Sharon Lockhart Four Exercises in Eshkol-Wachman Movement Notation

In Four Exercises in Eshkol-Wachman Movement Notation we meet an mature dancer who moves to the simple and rhythmic sound of a metronome. The dancer moves, controlled and focused, against a backdrop of grey cubes. On the same kind of cubes in the exhibition room are some colorful and expressive textile carpets.

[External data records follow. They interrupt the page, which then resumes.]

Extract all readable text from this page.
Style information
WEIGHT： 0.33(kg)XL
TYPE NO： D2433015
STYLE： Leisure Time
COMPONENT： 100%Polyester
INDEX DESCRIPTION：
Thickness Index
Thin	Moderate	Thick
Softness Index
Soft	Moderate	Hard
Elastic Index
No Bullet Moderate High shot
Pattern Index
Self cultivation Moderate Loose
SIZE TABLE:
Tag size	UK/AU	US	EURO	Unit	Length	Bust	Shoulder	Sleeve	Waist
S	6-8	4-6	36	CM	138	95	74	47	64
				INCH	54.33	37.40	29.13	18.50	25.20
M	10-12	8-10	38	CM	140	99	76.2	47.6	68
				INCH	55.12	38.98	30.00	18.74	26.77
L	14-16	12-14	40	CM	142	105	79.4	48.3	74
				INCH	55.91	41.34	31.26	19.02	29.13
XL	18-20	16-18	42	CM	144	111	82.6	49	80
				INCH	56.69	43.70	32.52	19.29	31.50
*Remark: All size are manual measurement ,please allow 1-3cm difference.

In 2008, during a research visit to Israel, Sharon Lockhart (b.1964) discovered the remarkable work of Israeli dance composer and textile artist Noa Eshkol (1924–2007). While Eshkol could have chosen a life in New York, where art and dance flourished in the experimental and dynamic 1960s and 70s, she instead remained relatively secluded with a close group of individuals, creating dance compositions and textile art and ultimately developing a dance notation system with architect and collaborator Avraham Wachman. Lockhart’s research led her to a number of dancers from Eshkol’s group who continue her training at the composer’s home and studio outside Tel Aviv. It was there that Lockhart also unearthed a large number of Eshkol’s textile works, or “wall carpets.” Over the course of the following two years, Lockhart created a suite of work based on the story of Noa Eshkol, including serial photographs showing models Eshkol created to describe the Eshkol Wachmann movement notation system and a film installation with four of Eshkol’s dance compositions performed by Ruti Sela. Lockhart’s photographs and single-channel installation are accompanied here by a selection of Eshkol’s wall carpets in a site-specific architectural intervention designed by her collaborators Escher GuneWardena. Sharon Lockhart’s participation in Body Talk is a prelude to a large-scale solo exhibi¬tion of her work, which will open at Bonniers Konsthall in April 2014.